Im "trend" von Juni 2023 findet sich als Coverstory "Top 500 - Österreichs größte Unternehmen". Auf Platz 208 "Wiener Linien GmbH&Co KG" mit einem Nettoumsatz von 600,04 Millionen € 2022. Im kleingedruckten steht unter Fußnote 223): "Negatives Ebit in Höhe von 170,88 Millionen € vor allem aufgrund der hohen Investitionen von zuletzt 491,9 Millionen € und der daraus resultierenden Abschreibungen (etwa für den Ausbau U2xU5 bzw. Fahrzeugbeschaffungen)."
nord22
Die Trend TOp-500- Journalisten hatten noch nie eine Ahnung von Jahresabschlüssen, damit haben sie schon seinerzeit für einige gute Anekdoten für meine Lehrveranstaltung Bilanzanalyse auf der WU gesorgt.
Richtig ist:
Der Aufwand für den U-Bahn-Bau wird eigentlich doppelt erfasst, das liegt an den komplett inkompatiblen Systemen der Rechnungslegung von öffentlichen Haushalten und Unternehmen:
1) Republik und Land Wien haben Kameralistik, die erfassen im Budget alle AUSGABEN. Wenn Republik und Wien gemeinsam im Jahr 2022 was für den Bau von U2/U5 ausgeben (Geld überweisen) dann ist das bei beiden eine Belastung im Budget 2022.

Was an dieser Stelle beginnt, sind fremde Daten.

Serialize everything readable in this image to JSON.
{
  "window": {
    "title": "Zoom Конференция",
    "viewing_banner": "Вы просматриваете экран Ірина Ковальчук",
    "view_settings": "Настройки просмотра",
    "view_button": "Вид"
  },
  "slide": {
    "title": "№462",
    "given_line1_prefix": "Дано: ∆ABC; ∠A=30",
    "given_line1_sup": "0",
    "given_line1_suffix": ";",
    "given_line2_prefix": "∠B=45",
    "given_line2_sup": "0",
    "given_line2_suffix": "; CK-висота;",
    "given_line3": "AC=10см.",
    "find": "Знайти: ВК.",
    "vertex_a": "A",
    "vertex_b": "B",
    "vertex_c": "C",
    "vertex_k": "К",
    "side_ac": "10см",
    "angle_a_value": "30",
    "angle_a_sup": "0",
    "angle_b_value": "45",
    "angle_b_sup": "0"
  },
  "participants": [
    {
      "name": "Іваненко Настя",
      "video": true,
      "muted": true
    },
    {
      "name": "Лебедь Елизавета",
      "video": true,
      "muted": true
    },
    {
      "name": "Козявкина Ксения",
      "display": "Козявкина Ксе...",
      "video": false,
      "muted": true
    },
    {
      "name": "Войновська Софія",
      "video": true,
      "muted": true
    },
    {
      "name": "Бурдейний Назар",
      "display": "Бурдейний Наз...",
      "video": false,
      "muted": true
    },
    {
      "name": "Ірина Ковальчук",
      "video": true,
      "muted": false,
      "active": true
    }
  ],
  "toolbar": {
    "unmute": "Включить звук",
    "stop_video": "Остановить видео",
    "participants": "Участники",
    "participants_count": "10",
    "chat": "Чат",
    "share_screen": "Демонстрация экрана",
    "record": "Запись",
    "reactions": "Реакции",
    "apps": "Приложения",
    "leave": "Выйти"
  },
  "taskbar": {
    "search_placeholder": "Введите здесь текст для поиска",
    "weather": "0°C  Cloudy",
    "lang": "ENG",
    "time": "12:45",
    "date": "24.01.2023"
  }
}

Wenn die U2/U5 dann fertig ist, wird sie den Wiener Linien übertragen. Die Wiener Linien haben als GmbH & Co KG keine Kameralistik, sondern doppelte Buchhaltung. Die aktivieren die U2/U5 bei Fertigstellung als Sachanlage in der Bilanz (Buchung Sachanlage an Eigenkapital). Die Stadt Wien leistet also als Eigentümer der Wiener Linien eine Sacheinlage leistet, so wie wenn jemand seinen privaten PKW als Sacheinlage in seine neu gegründete GmbH einlegt und ab diesen Zeitpunkt dann als Firmenwagen nützt.)
In der doppelten Buchhaltung werden keine AUSGABEN erfasst, sondern AUFWENDUNGEN. Die Wiener Linien schreiben die U2/U5 daher über die geschätzte Nutzungsdauer ab, und somit belasten die Anschaffungskosten, die während des Baus schon das Budget von Republik und Stadt belastet haben, während der Nutzung dann den Jahresabschluss der Wiener Linien.
Wenn im Trend daher steht, dass das Ergebnis der Wiener Linien aufgrund hoher Investitionen negativ ist, dann ist das insoferne Blödsinn, als das Ergebnis 2022 nicht durch die Investitionen des Jahres 2022 belastet wird, sondern durch frühere Investitionen (inkl U-Bahn-Bau), die in 2022 noch genutzt wurden. Der Bau von U2/U5 belastet das Ergebnis 2022 sicherlich nicht.
Kein Wunder, dass für die dringend erforderliche Infrastrukturerneuerung (Gleisanlagen) im Bereich Straßenbahn das Geld fehlt.
nord22
Der U-Bahn-Bau führt vielleicht dazu, dass bei de Stadt Wien Geld fehlt, aber nicht bei den Wiener Linien. Wie oben beschrieben bezahlen den U-Bahn-Bau ja Republik und Stadt Wien, die Buchung der Abschreibung im Jahresabschluss der Wiener Linien ist ein sogenannter unbarer Aufwand, der belastet zwar das Ergebnis, kostet aber kein Geld.